Iran threatens uranium enrichment as it pulls out of parts of 2015 nuclear deal
The announcement comes exactly one year after US President Donald Trump withdrew America from the 2015 nuclear deal
The Iran deal was the signature foreign policy achievement of the Obama administration.
Named the Joint Comprehensive Plan of Action (JCPOA), the agreement was designed to limit Iran’s civilian nuclear program and by extension its ability to build a nuclear bomb.
Iran agreed to this in exchange for relief from punitive sanctions that were battering its economy.
Under the deal it agreed, amongst other things, to massively reduce its stockpile of enriched uranium by 98% and capping uranium enrichment at 3.6% – enough for civilian nuclear power, but far short of bomb-building requirements.
JCPOA was signed in Vienna in 2015 by Iran and six other countries – the US, UK, France, Germany, China and Russia – and at the time was seen as a convincing and powerful argument for the merits of diplomacy rather than war.
But the deal had its detractors.
Israel has always vociferously argued that Iran cannot be trusted.
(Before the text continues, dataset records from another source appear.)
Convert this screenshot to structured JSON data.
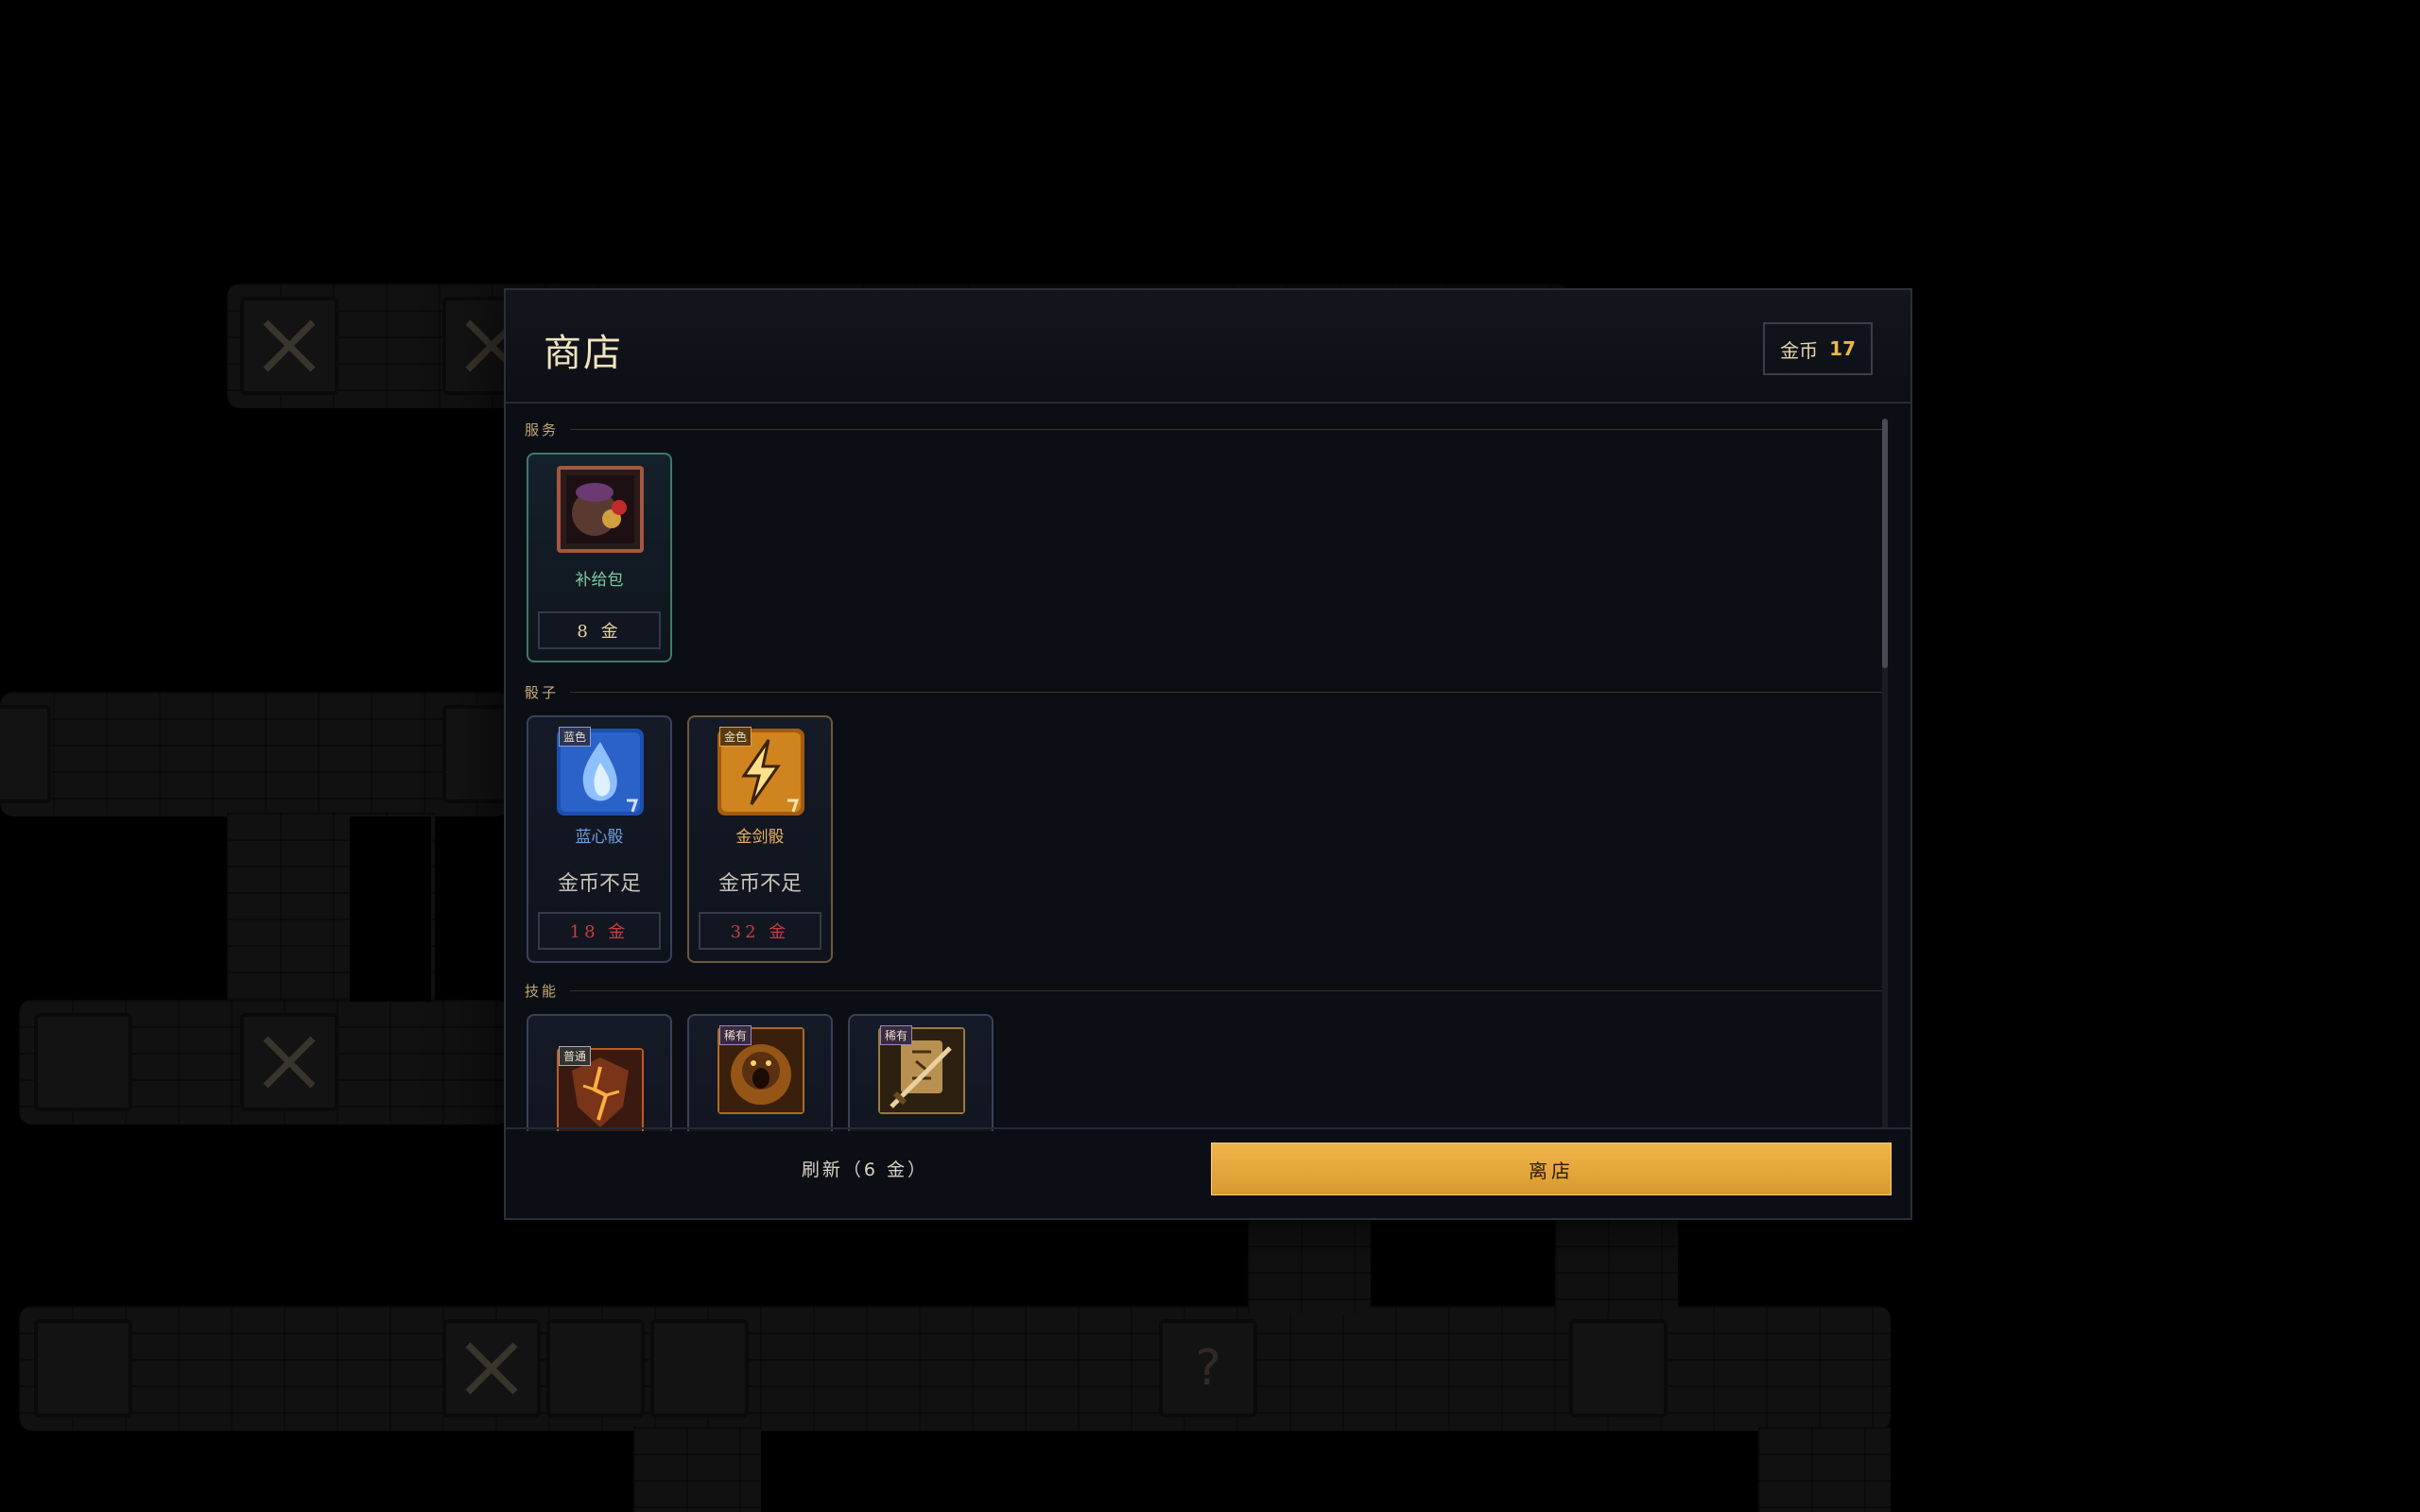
{
  "shop": {
    "title": "商店",
    "gold_label": "金币",
    "gold_value": "17",
    "sections": [
      {
        "title": "服务",
        "items": [
          {
            "name": "补给包",
            "price": "8 金",
            "icon": "supply-bag-icon"
          }
        ]
      },
      {
        "title": "骰子",
        "items": [
          {
            "name": "蓝心骰",
            "rarity": "蓝色",
            "status": "金币不足",
            "price": "18 金",
            "icon": "blue-flame-dice-icon"
          },
          {
            "name": "金剑骰",
            "rarity": "金色",
            "status": "金币不足",
            "price": "32 金",
            "icon": "lightning-dice-icon"
          }
        ]
      },
      {
        "title": "技能",
        "items": [
          {
            "rarity": "普通",
            "icon": "cracked-shield-skill-icon"
          },
          {
            "rarity": "稀有",
            "icon": "roaring-beast-skill-icon"
          },
          {
            "rarity": "稀有",
            "icon": "rune-sword-skill-icon"
          }
        ]
      }
    ],
    "footer": {
      "refresh_label": "刷新（6 金）",
      "leave_label": "离店"
    }
  },
  "map": {
    "unknown_tile_glyph": "?"
  },
  "colors": {
    "accent_gold": "#f0b44a",
    "service_name": "#7fc9a8",
    "blue_name": "#6f9fe0",
    "gold_name": "#e8b25a",
    "insufficient_red": "#c04040"
  }
}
It believes the deal is flawed as eventually Iran would be able to build a bomb, as JCPOA was only effective for 15 years – until 2030.
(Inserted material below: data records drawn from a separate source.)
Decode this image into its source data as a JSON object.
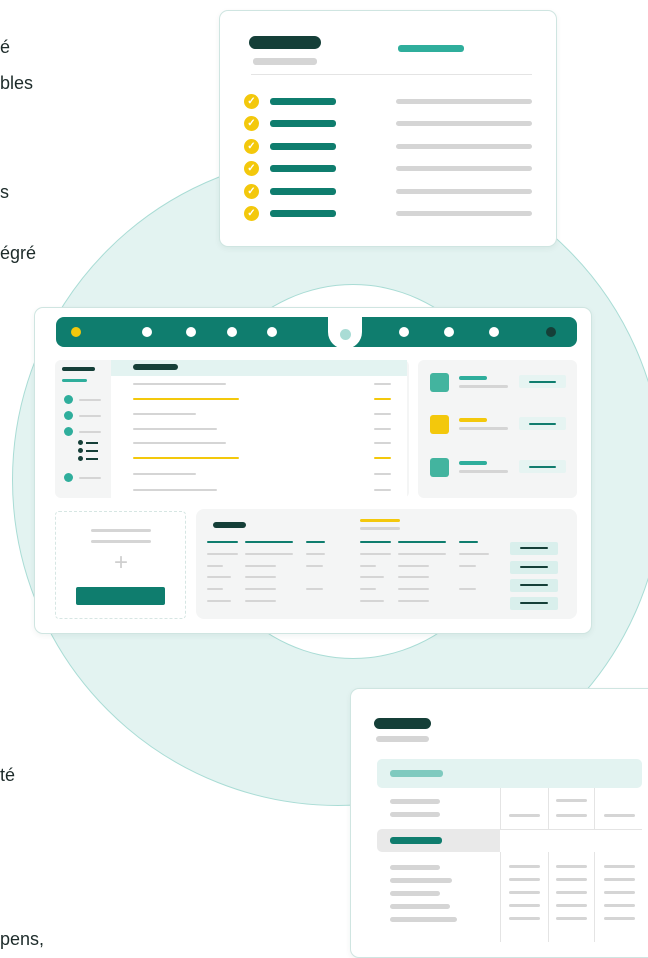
{
  "fragments": [
    "é",
    "bles",
    "s",
    "égré",
    "té",
    "pens,"
  ],
  "icons": {
    "check": "check-icon",
    "plus": "plus-icon",
    "list": "bullet-list-icon"
  },
  "glyphs": {
    "check": "✓",
    "plus": "+"
  },
  "colors": {
    "dark_green": "#153f38",
    "green": "#0f7d6e",
    "teal": "#2fae9c",
    "yellow": "#f3c80c",
    "gray": "#d5d5d5",
    "ring": "#e3f3f1"
  },
  "checklist_card": {
    "rows": 6
  },
  "dashboard": {
    "nav_dots": 8,
    "table_rows": 7,
    "metric_rows": 3
  },
  "table_card": {
    "data_rows": 4
  }
}
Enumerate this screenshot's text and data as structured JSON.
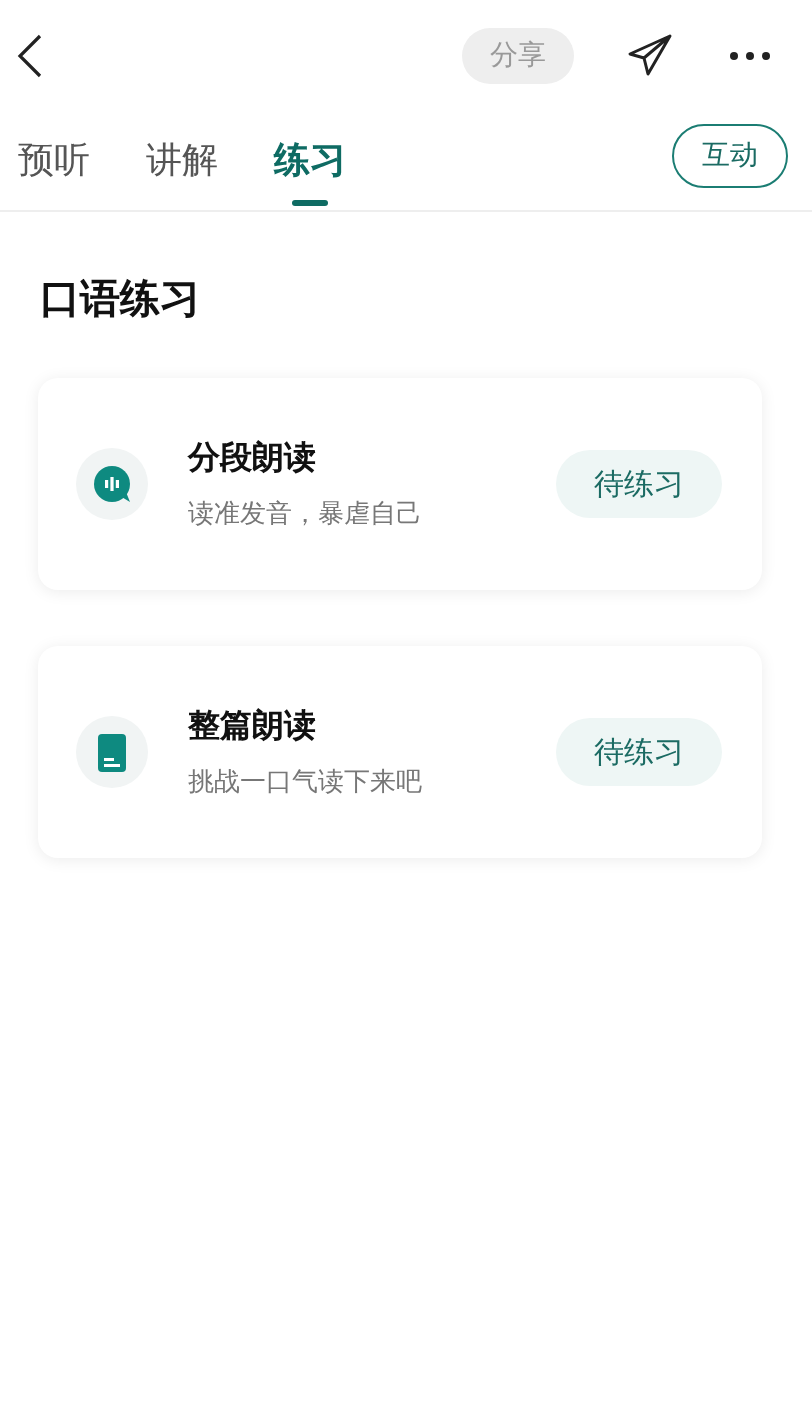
{
  "header": {
    "share_label": "分享"
  },
  "tabs": [
    {
      "label": "预听",
      "selected": false
    },
    {
      "label": "讲解",
      "selected": false
    },
    {
      "label": "练习",
      "selected": true
    }
  ],
  "interact_button": "互动",
  "section_title": "口语练习",
  "exercises": [
    {
      "title": "分段朗读",
      "subtitle": "读准发音，暴虐自己",
      "status": "待练习"
    },
    {
      "title": "整篇朗读",
      "subtitle": "挑战一口气读下来吧",
      "status": "待练习"
    }
  ]
}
Enter Donald Trump, the new US President, who agreed with Jerusalem and on this day last year dramatically pulled out of the deal; despite huge objections from the other signatories.
They argued that whilst the deal was not perfect, it bought vital time.
The Trump administration though did not buy that – and although Iran seemed to follow the letter of the deal, it continued to test missiles and fund terror groups in Iraq and Syria. The deal was the cash machine for this regional malignancy, according to the White House.
America then doubled down renewing sanctions and threatening any companies, who traded with the US, with economic and legal pain if they dealt with Tehran.
Those sanctions are now seriously hurting the Iranian economy. The currency is at an all-time low and inflation is rampant. The announcement today by the Iranians on the anniversary of the US pullout is push-back.
By stepping away from some of the restrictions of JCPOA but not pulling out of it completely the regime is calculating that it can pressure the Europeans to offer some relief from the US sanctions.
Tehran’s argument is this – what is the point of being bound to the deal if there is no economic benefit?
It is a gamble as there may not be that much those signatories can do without angering the Trump administration.
Then, of course, the big question looms. Can those signatories remain in the deal if Iran is not complying with all parts of the agreement? Probably not.
For the moment the deal is alive – but make no mistake, it is on life support.
The danger is if the diplomatic course completely collapses, a head-on military collision becomes more likely between the US and Iran.